Endüstri, futbolu teslim alalı ve “mutlak kazanma” anlayışını oyunun temeli haline getireli beri doping, şike, rüşvet, baskı, ırkçılık ve cinsiyetçilik futbolun bir parçası gibi algılanıyor. Bu bağlamda, “Vur kır parçala bu maçı kazan” tezahüratı, futbolun günümüzde geldiği noktayı çok iyi yansıtıyor. Futbol, amatör ruhun yanı sıra, sağlık, oyun, eğlence, keyif hedeflerinden de tamamen arındırılmış durumda artık. Endüstrinin dayattığı rant hedeflerine ulaşmak için gözlerin döndüğü ve bu uğurda özümsenmiş “Ne pahasına olursa olsun kazanmak” felsefesi doğrultusunda her türlü erdemsizliğin, onursuzluğun pervasızca sergilendiği kokuşmuş bir aktivite olarak tanımlayabiliriz günümüzün futbolunu...

Tek amaç kazanmak olunca, rakibi ve hakemleri baskı altına almak, korkutmak, sindirmek büyük önem taşıyor. Bu “kutsal” görev de elbette vefakar(!) taraftarlara düşüyor. Baskı yaratma, korkutma, sindirme işinde kullanılan temel malzeme ise cinsiyetçi küfürler... Ne de olsa futbol erkek oyunu!.. Rakibin moralini cinsiyetçi aşağılamalar, tecavüz arzusu ve cinsel tehdit içeren küfürlerden daha kolay ne bozabilir ki?.. Aynı şekilde hakemi baskı altına alıp etkilemenin en garantili yolu onu erkekliğin dışında gösteren küfürler etmek değil mi?..  
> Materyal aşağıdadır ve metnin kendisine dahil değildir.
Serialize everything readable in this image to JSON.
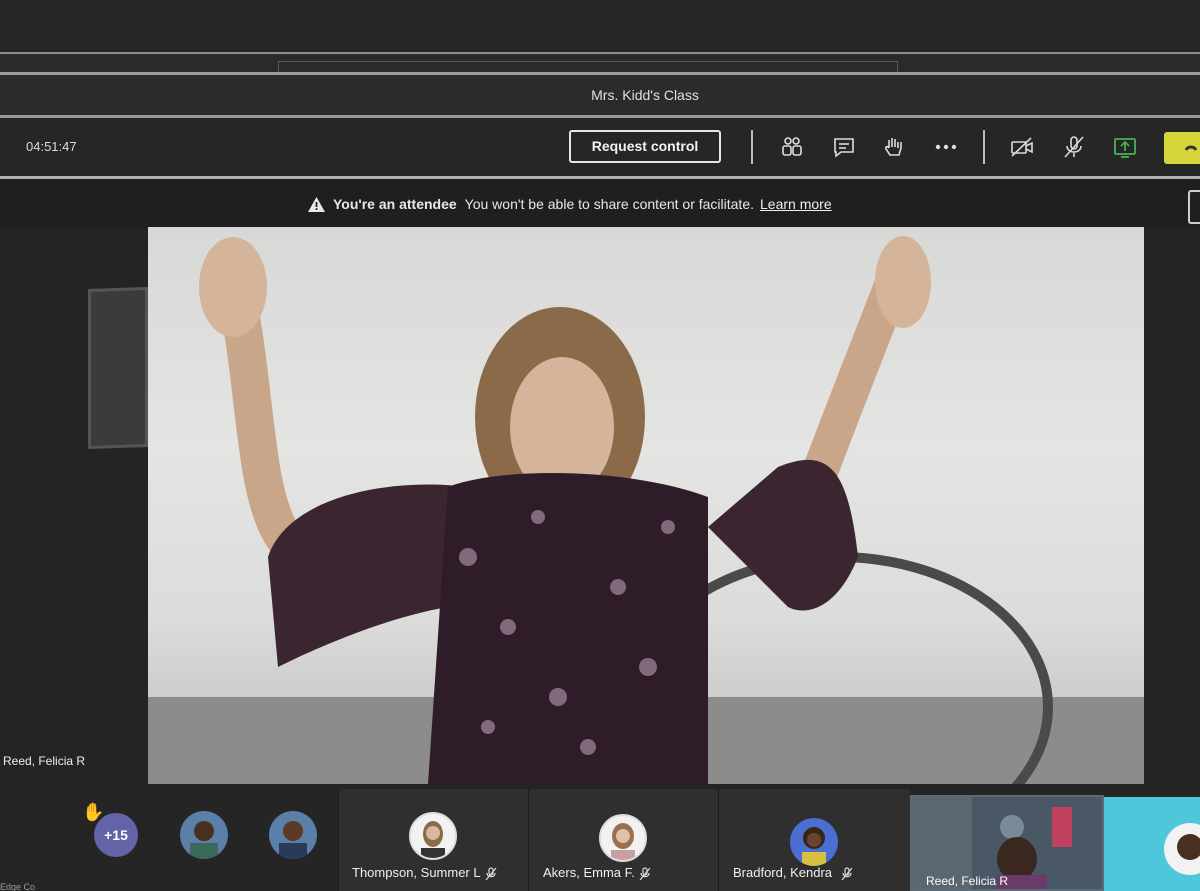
{
  "window": {
    "title": "Mrs. Kidd's Class"
  },
  "controls": {
    "timer": "04:51:47",
    "request_control_label": "Request control",
    "icons": [
      "participants-icon",
      "chat-icon",
      "raise-hand-icon",
      "more-options-icon",
      "camera-off-icon",
      "mic-off-icon",
      "share-icon",
      "hang-up-icon"
    ],
    "share_color": "#4caf50",
    "hangup_color": "#d6d63a"
  },
  "banner": {
    "title": "You're an attendee",
    "message": "You won't be able to share content or facilitate.",
    "link": "Learn more"
  },
  "stage": {
    "presenter_name": "Reed, Felicia R"
  },
  "strip": {
    "overflow_count": "+15",
    "participants": [
      {
        "name": "Thompson, Summer L"
      },
      {
        "name": "Akers, Emma F."
      },
      {
        "name": "Bradford, Kendra"
      }
    ],
    "self_name": "Reed, Felicia R"
  },
  "taskbar": {
    "text": "Edge Co"
  },
  "colors": {
    "accent": "#6264a7",
    "background": "#1c1c1c"
  }
}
Duyarlılıklarıyla bilinen kimi kişiler bile küfürlerin, günümüzün bol koşuşturmalı ve stresli hayatından bunalan insanlar için bir deşarj aracı olduğunu söyleyip cinsiyetçi söylemlerin olağanlaşmasına kapı aralayabiliyorlar. Fanatizm duyarlılığa ağır basınca küfre gerekçe uydurma ihtiyacı doğuyor tabii... Hoş görüyle yaklaşıp küfre gerekçe uyduruldukça cinsiyetçilik stadyumlarda sürekli olarak beslenip yeniden üretiliyor ve daha bir cüretkarca dolaşıma/hayatın içine sokuluyor.
Kuşkusuz futboldaki tek cinsiyetçi unsur küfürler değil. Dile yapışmış ve medyada sıkça yer alan “erkek gibi...”, “adam gibi...”, “delikanlı gibi...” erkekliği yüceltici söylemler de cinsiyetçiliğe hatırı sayılır ölçüde “katkıda” bulunuyor.

Muktedirler ise durumdan gayet memnun. Irkçılık ve cinsiyetçilik ideolojilerinin bir parçası çünkü. Buna karşılık, ırkçılığa, cinsiyetçiliğe karşı çıkmak, “Futbola siyaset sokuyorsunuz” suçlaması eşliğinde muktedirlerin saldırısına hedef olmak anlamına geliyor. Bir yandan ırkçılık, cinsiyetçilik üzerinden siyasetin alasını yapıyor, diğer yandan bunlara karşı çıkanları siyaset yapmakla suçluyorlar. Tam da muktedirlere yakışan bir ikiyüzlülük. Ayrıca, hayatın hangi alanı siyasetten soyutlanabilir ki?..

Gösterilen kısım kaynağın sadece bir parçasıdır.